Perhaps. But riots in Egypt brought down a dictator, rallies in Wisconsin prompted recall elections and an uprising in Libya brought one of the world’s most bizarre and repressive leaders to a violent end. The Occupy movement? Well, it’s taken up a lot of space in public parks.
Not long after Occupy Wall Street popped up in New York, a band of activists settled in McPherson Square in late September. We noticed them a few days in, but even then it wasn’t entirely clear what the then-nascent Occupy D.C. was after. There were grumblings about “money in politics”—hence the K Street NW location—and indeed, in its early days Occupy D.C. targeted Congress, the White House and groups like the Koch Industries-backed Americans for Prosperity.
But, in keeping with its Wall Street mothership, Occupy D.C. has never really expressed a fluent set of demands, other than it seeks to change the status quo. By what means (besides camping) and to what end has never been made entirely clear, and the movement’s aims have been quite diffuse. One day it was a march across the Key Bridge to rally around national infrastructure projects, the next it was a break-in at the Franklin School at 13th and K streets NW, which served as a homeless shelter until it was closed in 2008. It also doesn’t help that there’s also an encampment at Freedom Plaza that now calls itself “Occupy Washington, D.C.” but doesn’t seem to share the same spirit or confrontational strategies as its McPherson Square counterpart.
Cops, for the most part, have left Occupy D.C. alone when the group has been idling in McPherson Square. The Franklin School protest resulted in several arrests, as did various rallies that shut down city streets. Still, by November it seemed the message of Occupy D.C. had shifted more toward the sheer goal of keeping the camp alive. Three-quarters of the park has been filled by tents; there is a library, a kitchen and even a tea house.
There was the group of Occupy Wall Street protesters who walked—walked!—from Manhattan to Washington, a trip that took much of November. What the 230-mile trek accomplished other than soggy clothes and sore legs still isn’t exactly clear. The Post sent a reporter, Elizabeth Flock, to record the entire hike.
As the Occupy movement wore on, encampments across the country were gradually moved. Camps in Los Angeles and Philadelphia were shuttered more peacefully than in other cities. The Occupy flagship in New York met its end in a midnight raid on November 15; Occupy D.C. has become one of the longest holdouts.
This is not to say there haven’t been some incidents with law enforcement. Occupiers marched to Metropolitan Police Department headquarters in early November to demand an investigation into claims by four members of the group that they were purposely struck by a car outside the Walter E. Washington Convention Center the previous Friday during a protest of the Americans for Prosperity convention.

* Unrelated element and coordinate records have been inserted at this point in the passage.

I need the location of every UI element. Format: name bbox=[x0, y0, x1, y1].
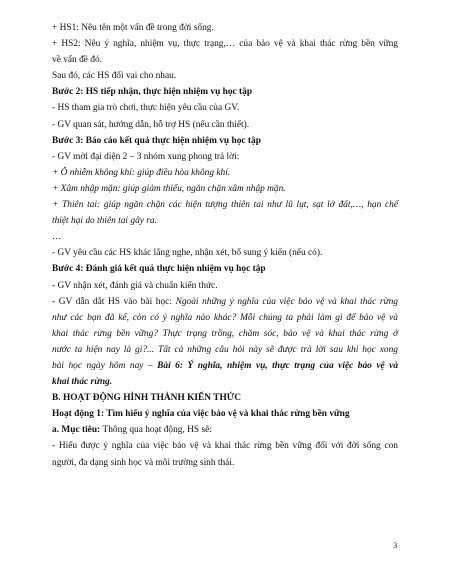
activity-heading: Hoạt động 1: Tìm hiểu ý nghĩa của việc bảo vệ và khai thác rừng bền vững bbox=[52, 409, 350, 420]
text-line: về vấn đề đó. bbox=[52, 55, 102, 66]
text-line: như các bạn đã kể, còn có ý nghĩa nào khác? Mỗi chúng ta phải làm gì để bảo vệ và bbox=[52, 312, 398, 323]
section-heading: B. HOẠT ĐỘNG HÌNH THÀNH KIẾN THỨC bbox=[52, 393, 242, 404]
step-heading: Bước 4: Đánh giá kết quả thực hiện nhiệm vụ học tập bbox=[52, 264, 266, 275]
step-heading: Bước 3: Báo cáo kết quả thực hiện nhiệm vụ học tập bbox=[52, 135, 261, 146]
text-line bbox=[52, 294, 398, 310]
text-line: người, đa dạng sinh học và môi trường sinh thái. bbox=[52, 457, 235, 468]
text-line: Sau đó, các HS đổi vai cho nhau. bbox=[52, 71, 177, 82]
page-number: 3 bbox=[393, 540, 398, 550]
step-heading: Bước 2: HS tiếp nhận, thực hiện nhiệm vụ học tập bbox=[52, 87, 253, 98]
text-line: - GV nhận xét, đánh giá và chuẩn kiến thức. bbox=[52, 280, 218, 291]
italic-run: bài học ngày hôm nay – bbox=[52, 360, 158, 371]
answer-line: + Ô nhiễm không khí: giúp điều hòa không khí. bbox=[52, 167, 231, 178]
objective-label: a. Mục tiêu: bbox=[52, 425, 103, 436]
ellipsis-line: … bbox=[52, 232, 62, 243]
document-body bbox=[52, 20, 398, 471]
text-line: - HS tham gia trò chơi, thực hiện yêu cầu của GV. bbox=[52, 103, 240, 114]
answer-line: + Thiên tai: giúp ngăn chặn các hiện tượng thiên tai như lũ lụt, sạt lở đất,…, hạn chế bbox=[52, 200, 398, 211]
text-run: Thông qua hoạt động, HS sẽ: bbox=[102, 425, 212, 436]
text-line: - GV quan sát, hướng dẫn, hỗ trợ HS (nếu cần thiết). bbox=[52, 119, 250, 130]
text-line: - GV yêu cầu các HS khác lắng nghe, nhận xét, bổ sung ý kiến (nếu có). bbox=[52, 248, 323, 259]
text-line: khai thác rừng bền vững? Thực trạng trồng, chăm sóc, bảo vệ và khai thác rừng ở bbox=[52, 328, 398, 339]
lesson-title-run: khai thác rừng. bbox=[52, 377, 113, 388]
text-line: + HS1: Nêu tên một vấn đề trong đời sống. bbox=[52, 23, 214, 33]
answer-line: + Xâm nhập mặn: giúp giảm thiểu, ngăn chặn xâm nhập mặn. bbox=[52, 183, 286, 194]
text-line: - Hiểu được ý nghĩa của việc bảo vệ và khai thác rừng bền vững đối với đời sống con bbox=[52, 441, 398, 452]
text-line: - GV mời đại diện 2 – 3 nhóm xung phong trả lời: bbox=[52, 151, 240, 162]
italic-run: Ngoài những ý nghĩa của việc bảo vệ và khai thác rừng bbox=[175, 296, 398, 307]
answer-line: thiệt hại do thiên tai gây ra. bbox=[52, 216, 157, 227]
text-run: - GV dẫn dắt HS vào bài học: bbox=[52, 296, 176, 307]
lesson-title-run: Bài 6: Ý nghĩa, nhiệm vụ, thực trạng của việc bảo vệ và bbox=[157, 360, 399, 371]
text-line: nước ta hiện nay là gì?... Tất cả những câu hỏi này sẽ được trả lời sau khi học xong bbox=[52, 344, 398, 355]
text-line: + HS2: Nêu ý nghĩa, nhiệm vụ, thực trạng,… của bảo vệ và khai thác rừng bền vững bbox=[52, 39, 398, 50]
text-line bbox=[52, 358, 398, 374]
text-line bbox=[52, 422, 398, 438]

Then there was the Occu-barn. Erected overnight on December 4, the 17-foot-high structure was meant to be a cold-weather shelter as the protest extended into colder months. U.S. Park Police, who had been giving the movement lots of breathing room, saw it as a building-code violation. An all-day standoff resulted in 31 arrests, a the dismantling of the structure and a more tenuous relationship between Occupy D.C. and the Park Police.

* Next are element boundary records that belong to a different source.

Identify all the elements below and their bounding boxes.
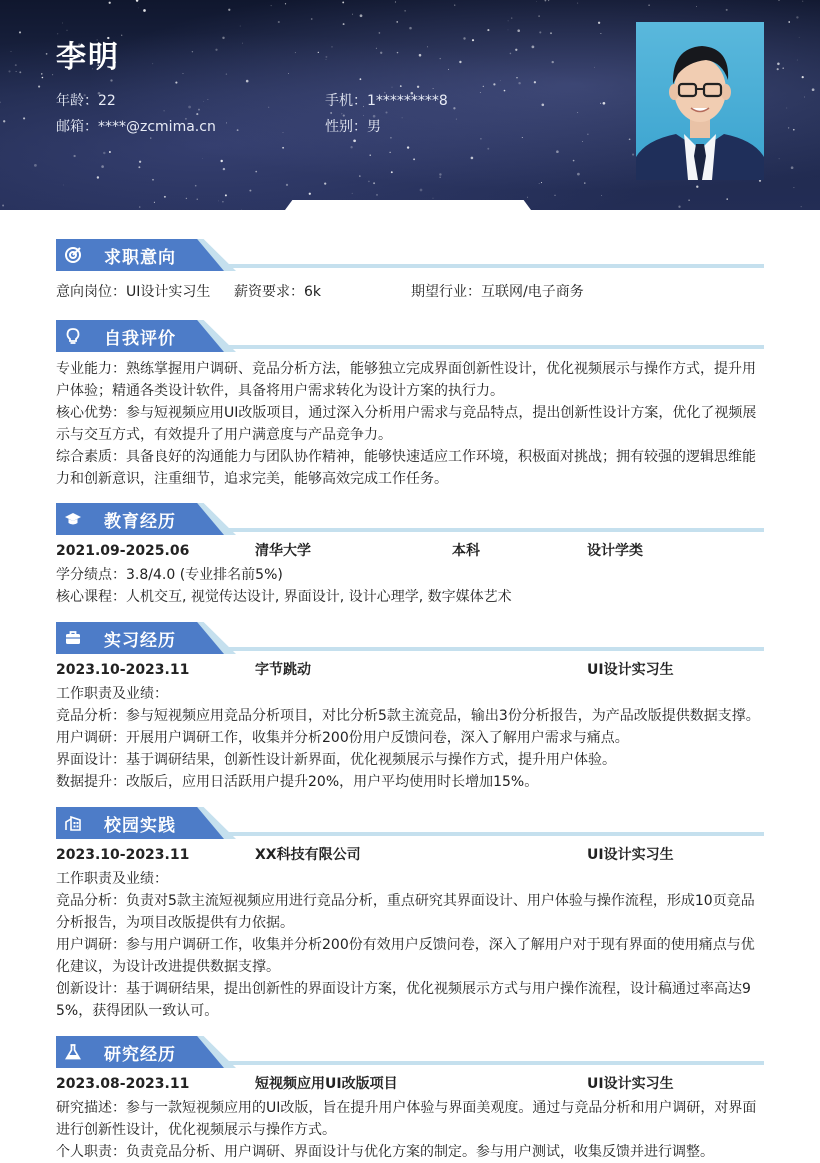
- star: [688, 200, 689, 201]
- star: [600, 103, 601, 104]
- star: [788, 21, 790, 23]
- star: [198, 109, 200, 111]
- briefcase-icon: [64, 629, 82, 647]
- star: [801, 206, 802, 207]
- star: [341, 113, 342, 114]
- star: [220, 160, 222, 162]
- star: [226, 73, 227, 74]
- star: [101, 165, 104, 168]
- star: [331, 46, 332, 47]
- campus-role: UI设计实习生: [587, 847, 674, 863]
- star: [109, 151, 111, 153]
- star: [139, 161, 141, 163]
- star: [218, 201, 219, 202]
- star: [324, 183, 326, 185]
- star: [396, 21, 398, 23]
- star: [493, 83, 495, 85]
- star: [38, 86, 40, 88]
- star: [433, 198, 434, 199]
- star: [797, 60, 798, 61]
- star: [600, 33, 601, 34]
- star: [508, 21, 509, 22]
- star: [182, 73, 183, 74]
- research-period: 2023.08-2023.11: [56, 1076, 190, 1092]
- star: [63, 185, 64, 186]
- internship-role: UI设计实习生: [587, 662, 674, 678]
- star: [527, 197, 528, 198]
- star: [286, 184, 288, 186]
- star: [138, 166, 140, 168]
- star: [538, 15, 540, 17]
- flask-icon: [64, 1043, 82, 1061]
- education-school: 清华大学: [255, 543, 311, 559]
- star: [802, 1, 803, 2]
- star: [136, 0, 138, 2]
- gender-field: 性别：男: [325, 119, 381, 135]
- star: [23, 117, 25, 119]
- section-header-campus: [56, 807, 764, 839]
- star: [143, 9, 146, 12]
- section-header-job-intent: [56, 239, 764, 271]
- star: [471, 157, 474, 160]
- star: [793, 187, 794, 188]
- campus-period: 2023.10-2023.11: [56, 847, 190, 863]
- star: [594, 67, 595, 68]
- star: [550, 32, 552, 34]
- star: [34, 164, 37, 167]
- star: [480, 138, 482, 140]
- star: [487, 148, 489, 150]
- building-icon: [64, 814, 82, 832]
- star: [164, 196, 166, 198]
- star: [385, 111, 387, 113]
- star: [295, 52, 296, 53]
- star: [343, 23, 345, 25]
- star: [11, 51, 12, 52]
- star: [678, 206, 680, 208]
- star: [192, 51, 193, 52]
- star: [577, 3, 578, 4]
- intent-industry: 期望行业：互联网/电子商务: [411, 284, 584, 300]
- star: [483, 86, 484, 87]
- star: [195, 185, 197, 187]
- star: [433, 88, 434, 89]
- star: [726, 9, 728, 11]
- star: [152, 179, 154, 181]
- star: [440, 177, 441, 178]
- star: [16, 71, 17, 72]
- star: [517, 29, 520, 32]
- star: [52, 74, 53, 75]
- star: [46, 53, 48, 55]
- star: [41, 73, 42, 74]
- self-eval-text: 专业能力：熟练掌握用户调研、竞品分析方法，能够独立完成界面创新性设计，优化视频展示与操作方式，提升用 户体验；精通各类设计软件，具备将用户需求转化为设计方案的执行力。 核心优势：参与短视频应用UI改版项目，通过深入分析用户需求与竞品特点，提出创新性设计方案，优化了视频展 示与交互方式，有效提升了用户满意度与产品竞争力。 综合素质：具备良好的沟通能力与团队协作精神，能够快速适应工作环境，积极面对挑战；拥有较强的逻辑思维能 力和创新意识，注重细节，追求完美，能够高效完成工作任务。: [56, 361, 757, 487]
- star: [463, 37, 465, 39]
- star: [542, 104, 545, 107]
- star: [325, 56, 327, 58]
- star: [472, 39, 474, 41]
- star: [215, 49, 217, 51]
- star: [786, 108, 787, 109]
- star: [788, 127, 789, 128]
- star: [359, 175, 361, 177]
- star: [237, 129, 239, 131]
- star: [598, 22, 600, 24]
- star: [777, 63, 780, 66]
- star: [73, 155, 75, 157]
- star: [395, 2, 396, 3]
- star: [391, 171, 393, 173]
- star: [241, 209, 242, 210]
- star: [97, 176, 99, 178]
- star: [255, 171, 257, 173]
- star: [228, 9, 230, 11]
- star: [282, 147, 284, 149]
- star: [360, 14, 363, 17]
- star: [196, 113, 198, 115]
- star: [508, 30, 509, 31]
- star: [402, 117, 403, 118]
- star: [121, 35, 122, 36]
- star: [782, 67, 784, 69]
- star: [368, 181, 370, 183]
- internship-period: 2023.10-2023.11: [56, 662, 190, 678]
- profile-photo: [636, 22, 764, 180]
- star: [552, 61, 554, 63]
- star: [791, 166, 794, 169]
- star: [577, 112, 578, 113]
- section-header-internship: [56, 622, 764, 654]
- star: [397, 52, 398, 53]
- star: [577, 173, 580, 176]
- star: [326, 59, 327, 60]
- star: [373, 182, 375, 184]
- intent-position: 意向岗位：UI设计实习生: [56, 284, 211, 300]
- star: [587, 134, 588, 135]
- star: [350, 146, 352, 148]
- star: [582, 141, 583, 142]
- star: [208, 99, 209, 100]
- star: [392, 87, 393, 88]
- star: [278, 21, 280, 23]
- star: [409, 27, 412, 30]
- internship-details: 工作职责及业绩： 竞品分析：参与短视频应用竞品分析项目，对比分析5款主流竞品，输出3份分析报告，为产品改版提供数据支撑。 用户调研：开展用户调研工作，收集并分析200份用户反馈问卷，深入了解用户需求与痛点。 界面设计：基于调研结果，创新性设计新界面，优化视频展示与操作方式，提升用户体验。 数据提升：改版后，应用日活跃用户提升20%，用户平均使用时长增加15%。: [56, 686, 760, 790]
- research-details: 研究描述：参与一款短视频应用的UI改版，旨在提升用户体验与界面美观度。通过与竞品分析和用户调研，对界面 进行创新性设计，优化视频展示与操作方式。 个人职责：负责竞品分析、用户调研、界面设计与优化方案的制定。参与用户测试，收集反馈并进行调整。: [56, 1100, 757, 1160]
- star: [197, 199, 198, 200]
- education-details: 学分绩点：3.8/4.0 (专业排名前5%) 核心课程：人机交互, 视觉传达设计, 界面设计, 设计心理学, 数字媒体艺术: [56, 567, 512, 605]
- star: [802, 76, 804, 78]
- star: [202, 158, 203, 159]
- star: [268, 107, 269, 108]
- star: [799, 37, 800, 38]
- star: [453, 107, 455, 109]
- section-header-education: [56, 503, 764, 535]
- star: [390, 152, 391, 153]
- star: [726, 198, 727, 199]
- section-header-self-eval: [56, 320, 764, 352]
- star: [812, 88, 815, 91]
- star: [413, 158, 415, 160]
- star: [480, 92, 481, 93]
- star: [777, 68, 779, 70]
- star: [242, 43, 243, 44]
- star: [584, 182, 585, 183]
- star: [223, 168, 225, 170]
- star: [380, 52, 382, 54]
- star: [283, 132, 284, 133]
- star: [515, 49, 517, 51]
- star: [518, 82, 520, 84]
- education-degree: 本科: [452, 543, 480, 559]
- star: [342, 1, 344, 3]
- graduation-cap-icon: [64, 510, 82, 528]
- star: [548, 0, 549, 1]
- education-major: 设计学类: [587, 543, 643, 559]
- star: [3, 120, 5, 122]
- star: [632, 154, 634, 156]
- star: [793, 129, 795, 131]
- star: [330, 112, 331, 113]
- star: [545, 0, 547, 1]
- star: [163, 110, 164, 111]
- star: [67, 30, 68, 31]
- star: [522, 137, 523, 138]
- star: [225, 194, 227, 196]
- section-title: 实习经历: [104, 631, 176, 651]
- star: [804, 97, 805, 98]
- star: [15, 64, 17, 66]
- star: [288, 73, 289, 74]
- star: [8, 70, 10, 72]
- star: [103, 152, 105, 154]
- star: [419, 54, 422, 57]
- star: [376, 194, 378, 196]
- section-title: 研究经历: [104, 1045, 176, 1065]
- target-icon: [64, 246, 82, 264]
- intent-salary: 薪资要求：6k: [234, 284, 322, 300]
- star: [456, 119, 457, 120]
- candidate-name: 李明: [56, 40, 120, 75]
- campus-company: XX科技有限公司: [255, 847, 361, 863]
- star: [271, 5, 272, 6]
- star: [138, 8, 139, 9]
- star: [487, 29, 489, 31]
- star: [139, 206, 141, 208]
- star: [417, 86, 419, 88]
- star: [188, 106, 191, 109]
- star: [532, 46, 535, 49]
- star: [110, 79, 112, 81]
- star: [19, 31, 21, 33]
- section-title: 求职意向: [104, 248, 176, 268]
- star: [240, 26, 241, 27]
- star: [352, 193, 353, 194]
- star: [510, 53, 512, 55]
- star: [150, 138, 151, 139]
- research-project: 短视频应用UI改版项目: [255, 1076, 398, 1092]
- star: [696, 6, 697, 7]
- header-banner: [0, 0, 820, 210]
- star: [246, 80, 249, 83]
- star: [427, 46, 428, 47]
- star: [407, 146, 409, 148]
- star: [0, 102, 1, 104]
- star: [175, 82, 177, 84]
- section-header-research: [56, 1036, 764, 1068]
- star: [454, 4, 455, 5]
- header-notch: [285, 200, 531, 210]
- star: [440, 58, 441, 59]
- star: [390, 137, 392, 139]
- section-title: 自我评价: [104, 329, 176, 349]
- star: [379, 32, 381, 34]
- star: [539, 183, 540, 184]
- star: [2, 205, 4, 207]
- email-field: 邮箱：****@zcmima.cn: [56, 119, 216, 135]
- star: [448, 69, 449, 70]
- star: [556, 150, 559, 153]
- star: [42, 77, 44, 79]
- section-title: 校园实践: [104, 816, 176, 836]
- star: [603, 102, 606, 105]
- star: [511, 17, 512, 18]
- star: [226, 122, 227, 123]
- star: [203, 101, 204, 102]
- star: [420, 189, 423, 192]
- star: [222, 37, 224, 39]
- star: [500, 80, 501, 81]
- star: [222, 201, 224, 203]
- star: [601, 195, 602, 196]
- star: [541, 182, 542, 183]
- star: [352, 14, 353, 15]
- star: [796, 16, 798, 18]
- star: [376, 48, 377, 49]
- star: [539, 31, 541, 33]
- star: [439, 173, 441, 175]
- star: [516, 77, 517, 78]
- star: [353, 139, 356, 142]
- star: [360, 78, 362, 80]
- star: [400, 85, 402, 87]
- star: [459, 61, 461, 63]
- research-role: UI设计实习生: [587, 1076, 674, 1092]
- campus-details: 工作职责及业绩： 竞品分析：负责对5款主流短视频应用进行竞品分析，重点研究其界面设计、用户体验与操作流程，形成10页竞品 分析报告，为项目改版提供有力依据。 用户调研：参与用户调研工作，收集并分析200份有效用户反馈问卷，深入了解用户对于现有界面的使用痛点与优 化建议，为设计改进提供数据支撑。 创新设计：基于调研结果，提出创新性的界面设计方案，优化视频展示方式与用户操作流程，设计稿通过率高达9 5%，获得团队一致认可。: [56, 871, 755, 1019]
- star: [536, 1, 537, 2]
- star: [62, 23, 63, 24]
- star: [318, 52, 319, 53]
- star: [696, 186, 698, 188]
- star: [629, 138, 631, 140]
- star: [370, 155, 371, 156]
- star: [648, 4, 650, 6]
- star: [152, 63, 153, 64]
- lightbulb-icon: [64, 327, 82, 345]
- star: [19, 71, 21, 73]
- star: [186, 198, 187, 199]
- star: [309, 193, 311, 195]
- star: [778, 0, 779, 1]
- star: [404, 10, 405, 11]
- star: [779, 158, 780, 159]
- star: [504, 90, 506, 92]
- star: [249, 190, 251, 192]
- star: [285, 3, 286, 4]
- star: [534, 81, 536, 83]
- star: [573, 160, 575, 162]
- star: [311, 18, 313, 20]
- star: [154, 202, 155, 203]
- internship-company: 字节跳动: [255, 662, 311, 678]
- education-period: 2021.09-2025.06: [56, 543, 190, 559]
- star: [555, 195, 556, 196]
- star: [109, 2, 111, 4]
- age-field: 年龄：22: [56, 93, 116, 109]
- section-title: 教育经历: [104, 512, 176, 532]
- phone-field: 手机：1*********8: [325, 93, 448, 109]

But Occupy D.C. is now among the last camps standing, with Occupy Baltimore having been taken down December 12 — and it’s planning to continue on at least through the early months of 2012. If the National Park Service ever decides to empty McPherson Square, a federal judge has ordered that Occupy is entitled to a 24-hour eviction notice.
Most recently, a group of Occupiers, led by the performance artist Adrian Parsons, launched a hunger strike to protest D.C.’s lack of full Congressional representation. Parsons, now in his third week of fasting, is the only hunger striker remaining (save a few solidarity strikers), but his protest—one with a very specific demand, however seemingly unattainable—has seemed to overshadow Occupy D.C. lately. The protests are one and the same, but then again, they’re not.
Perhaps Occupy D.C. is moving beyond the original demand-free mandate of the Occupy movement, as it is planning “Occupy Congress” on the National Mall on Jan. 17. Will there finally be a legislative agenda? If so, this could be the sign that Occupy D.C. is growing up.